Could Restorative Justice Build Stronger Communities?
By Tamara Herdener, Faculty Member, School of Legal Studies, American Military University
Restorative justice is an ancient practice that has proved to be extremely powerful and effective in police cultures for centuries before the United States was created in 1776.
As the Centre for Justice and Reconciliation explains, “Restorative justice repairs the harm caused by crime. When victims, offenders and community members meet to decide how to do that, the results can be transformational.
“Restorative justice emphasizes accountability, making amends, and — if they are interested — facilitating meetings between victims, offenders, and other persons.”
With the emergence of COVID-19, the spread of the racial justice movement, and the call for communities to self-police, can restorative justice practices be a solution to issues facing the U.S.?
Assuming that we will always want and need some type of professional police force, could communities take some of the policing into their own hands? Could we build communities where individuals don’t want to harm others, but when harm does occur, could the community render justice without involving a professional police force?
These are important questions now in the United States. All signs point to communities, neighborhoods, schools, organizations, and even corporations beginning to adopt some form of restorative justice practices.
Restorative Justice First Requires a Strong Community
The first step in adopting restorative justice practices is to build a strong community. The idea is to use these practices to “restore” justice once harm is done, so the community must be strong and healthy to begin with. As a result, there would be a strong incentive for citizens to want to restore what was lost when the harm occurred.
Building community will be easier in some places than in others, however. In order to build community, the focus must be on what we all share: our basic humanity, the natural right of happiness, and freedom from suffering.
Another focus of building community is to ensure basic constitutional rights. This process can be tricky but not impossible in polarized communities.
How to Apply Restorative Justice
The restorative process begins after a crime occurs by bringing the victims and the perpetrators together. There are many models and structures to use the restorative justice process.
One example is to use a victim-offender mediator whereby the “victims and offenders meet face-to-face in the presence of a trained facilitator. The parties have an opportunity to talk about the crime, to express their feelings and concerns, to get answers to their questions, and to negotiate a resolution. Support people for both the victim and offender may be present, however, they do not normally participate in the discussion.”

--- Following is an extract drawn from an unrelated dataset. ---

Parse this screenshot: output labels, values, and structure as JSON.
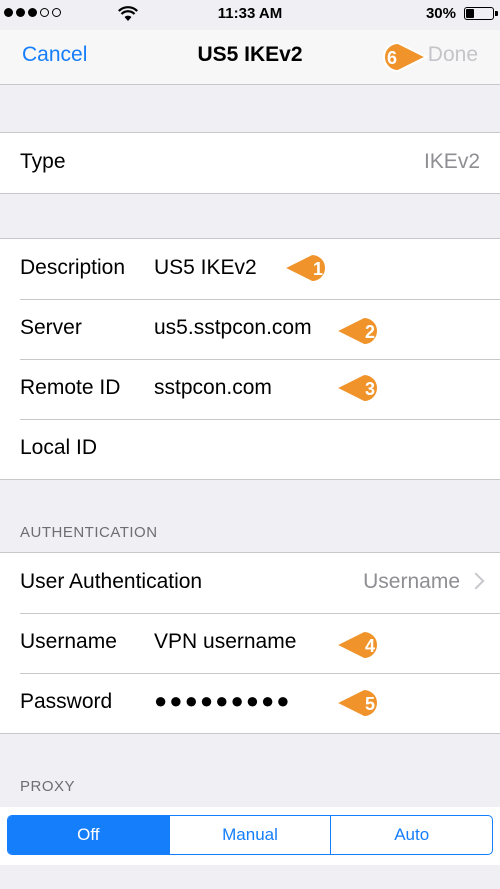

Another restorative justice model often used in academic settings, such as college campuses, is referred to as the community circles model. “Restorative Justice Circles provide an opportunity for community members to come together to address harmful behavior in a process that explores harms and needs, obligations, and necessary engagement. Circles bring all parties together to meet, talk about what happened, and settle on a plan to repair the harm.”
The community circles around these two groups to support them in restoring justice. This powerful process occurs through conversation, vulnerability, honesty, and sometimes tears.
The underpinning of this process is that it focuses on the collective and the community, not on the individual. The entire community takes responsibility to rebuild and restore justice, not just the perpetrator.
Would America Accept Communities Ruled by Restorative Justice Principles?
Creating a community ruled by restorative justice principles would be a major paradigm shift for Americans. This country was built on individualistic values and hard work. While there is certainly a place for those qualities, it is now time to also consider the collective, community values, and communal responsibility.
One of the many challenges of restorative justice practices is that it takes a great deal of time to build the community. And when a crime is committed, it also takes a great deal of time, thought, and effort to reach satisfactory justice because each situation calls for a unique community approach.
Restorative justice requires communities to shift to a culture centered on creating a strong community and interpersonal connections. It requires creating personalized disciplinary plans carried out by offenders so that consequences are meaningful and effective not only for the offender, but also for the victim and the community. These are disciplinary plans that are unique to the persons involved.
This is the opposite of a one-size fits all model such as mandatory sentencing minimums. This approach removes the systemic guardrails in punishment. For example, many academic organizations use a personalized learning philosophy that provides educational experiences for students tailored to their unique characteristics.
A personalized punishment or disciplinary plan takes into consideration the unique situation and individuals involved in each crime or harmful behavior. The obvious drawback is that this plan requires a great deal of thought, time and effort. The current United States justice system seems to be broken. So might it not be worth the extra investment in a new approach such as restorative justice to restore our broken system? As Bryan Stevenson, the author of “Just Mercy: A Story of Justice and Redemption,” states, “Each of us is more than the worst thing we’ve ever done.”
About the Author: Tamara Herdener has practiced law in the public sector at the municipal and federal level for more than 20 years, including eight years of service in the U.S. Army Judge Advocate General’s Corps. She has been a professor in the Legal Studies Program at American Military University since 2005. Tamara earned undergraduate degrees in political science and foreign languages from Seattle University and a Juris Doctorate from the University of Notre Dame Law School.
Herdener serves on a variety of educational committees in her community. It is through her many years of teaching and in these service capacities that she developed a passion for understanding and meeting students’ needs from a holistic approach. She believes that approach positively impacts the greater common good. She is a firm believer that “a rising tide lifts all boats.”